Re-enable SshHostKeyVerificationStrategyTest in CI (pin/switch off deprecated jenkins/ssh-slave image)

[nogueiraanderson]

Summary

SshHostKeyVerificationStrategyTest is currently excluded from CI (.github/workflows/ci.yml) because its ed25519 case fails on the GitHub Actions runner. This issue tracks restoring it.

Details

• The test is a Testcontainers test that boots the deprecated, unpinned jenkins/ssh-slave image (ConnectionExtension.java), reads each host key via cat /etc/ssh/ssh_host_<alg>_key.pub, and asserts the live MINA-SSHD handshake key matches the console copy.
• On the amd64 GitHub Actions runner it fails only for ed25519 (ecdsa and rsa pass); the live ed25519 key does not match the console copy. It does not run at all in the local/dev env (Testcontainers + aarch64).
• This exercises upstream host-key-verification code; it is unrelated to the Percona patches (verified: MockEC2Computer.getState() is a pure override, and the test does not exercise the shared-SshClient verifier-registration path).

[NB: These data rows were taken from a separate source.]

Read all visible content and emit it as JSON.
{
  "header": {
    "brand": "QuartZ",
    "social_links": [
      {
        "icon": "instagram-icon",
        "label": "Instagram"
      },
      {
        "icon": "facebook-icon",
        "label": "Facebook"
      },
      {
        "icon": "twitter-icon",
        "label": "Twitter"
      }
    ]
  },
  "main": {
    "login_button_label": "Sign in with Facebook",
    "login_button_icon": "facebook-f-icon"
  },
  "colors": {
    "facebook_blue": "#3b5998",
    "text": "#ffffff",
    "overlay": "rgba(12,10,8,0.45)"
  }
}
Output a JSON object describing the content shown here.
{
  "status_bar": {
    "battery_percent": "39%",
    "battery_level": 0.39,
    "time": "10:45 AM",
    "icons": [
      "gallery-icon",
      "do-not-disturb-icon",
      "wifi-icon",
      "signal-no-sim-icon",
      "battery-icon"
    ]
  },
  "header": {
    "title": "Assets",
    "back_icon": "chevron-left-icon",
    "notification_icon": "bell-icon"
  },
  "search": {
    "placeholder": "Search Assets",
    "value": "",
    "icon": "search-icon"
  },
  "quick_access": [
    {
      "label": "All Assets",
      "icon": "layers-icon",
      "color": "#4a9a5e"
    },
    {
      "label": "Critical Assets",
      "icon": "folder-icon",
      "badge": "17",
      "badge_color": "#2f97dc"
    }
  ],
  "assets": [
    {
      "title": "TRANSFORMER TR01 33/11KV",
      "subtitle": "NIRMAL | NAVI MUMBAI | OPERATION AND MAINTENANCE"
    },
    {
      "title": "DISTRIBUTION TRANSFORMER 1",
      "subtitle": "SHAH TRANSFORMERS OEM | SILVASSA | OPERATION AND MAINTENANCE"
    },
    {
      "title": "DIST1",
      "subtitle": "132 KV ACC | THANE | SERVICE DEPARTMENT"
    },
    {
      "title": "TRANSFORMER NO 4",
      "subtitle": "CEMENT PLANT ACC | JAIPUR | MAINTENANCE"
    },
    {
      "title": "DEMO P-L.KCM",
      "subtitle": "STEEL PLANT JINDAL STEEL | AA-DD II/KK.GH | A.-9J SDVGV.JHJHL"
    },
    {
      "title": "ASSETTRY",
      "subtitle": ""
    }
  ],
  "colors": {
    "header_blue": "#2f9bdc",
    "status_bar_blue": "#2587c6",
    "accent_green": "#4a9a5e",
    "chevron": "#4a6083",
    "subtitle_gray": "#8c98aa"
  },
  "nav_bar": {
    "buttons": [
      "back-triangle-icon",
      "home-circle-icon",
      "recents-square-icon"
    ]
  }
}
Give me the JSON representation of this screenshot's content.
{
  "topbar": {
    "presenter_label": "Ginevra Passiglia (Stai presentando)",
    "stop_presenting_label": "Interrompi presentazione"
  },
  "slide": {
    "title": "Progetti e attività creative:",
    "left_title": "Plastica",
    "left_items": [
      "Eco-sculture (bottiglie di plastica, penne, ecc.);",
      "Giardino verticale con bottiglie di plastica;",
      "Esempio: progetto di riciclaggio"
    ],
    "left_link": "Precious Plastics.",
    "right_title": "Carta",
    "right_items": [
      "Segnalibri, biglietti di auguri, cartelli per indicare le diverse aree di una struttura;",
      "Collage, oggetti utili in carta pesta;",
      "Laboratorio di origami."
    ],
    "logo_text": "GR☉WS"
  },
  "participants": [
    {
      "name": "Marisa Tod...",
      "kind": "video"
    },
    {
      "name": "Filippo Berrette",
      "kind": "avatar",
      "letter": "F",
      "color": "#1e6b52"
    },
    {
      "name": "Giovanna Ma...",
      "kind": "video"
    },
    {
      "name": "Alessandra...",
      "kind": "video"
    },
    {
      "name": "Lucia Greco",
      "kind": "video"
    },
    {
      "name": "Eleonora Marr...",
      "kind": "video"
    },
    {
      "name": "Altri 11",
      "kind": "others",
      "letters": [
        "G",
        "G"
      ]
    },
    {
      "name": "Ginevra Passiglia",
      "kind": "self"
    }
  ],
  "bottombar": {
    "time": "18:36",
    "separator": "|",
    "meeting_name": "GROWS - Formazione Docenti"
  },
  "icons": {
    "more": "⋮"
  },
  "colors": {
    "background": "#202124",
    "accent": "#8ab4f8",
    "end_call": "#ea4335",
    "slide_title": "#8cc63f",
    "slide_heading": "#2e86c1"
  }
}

The released plugin's verification logic is unaffected.

Proposed fix

• Replace the deprecated jenkins/ssh-slave with the maintained jenkins/ssh-agent, pinned to a digest/tag, in ConnectionExtension, then drop the CI exclusion and re-enable the class.
• Consider reporting the ed25519 fragility upstream (jenkinsci/ec2-plugin), since the root cause is in the upstream test image, not this fork.

Acceptance

• SshHostKeyVerificationStrategyTest runs and passes on CI (all algorithms), and the -Dtest=!... exclusion is removed from ci.yml.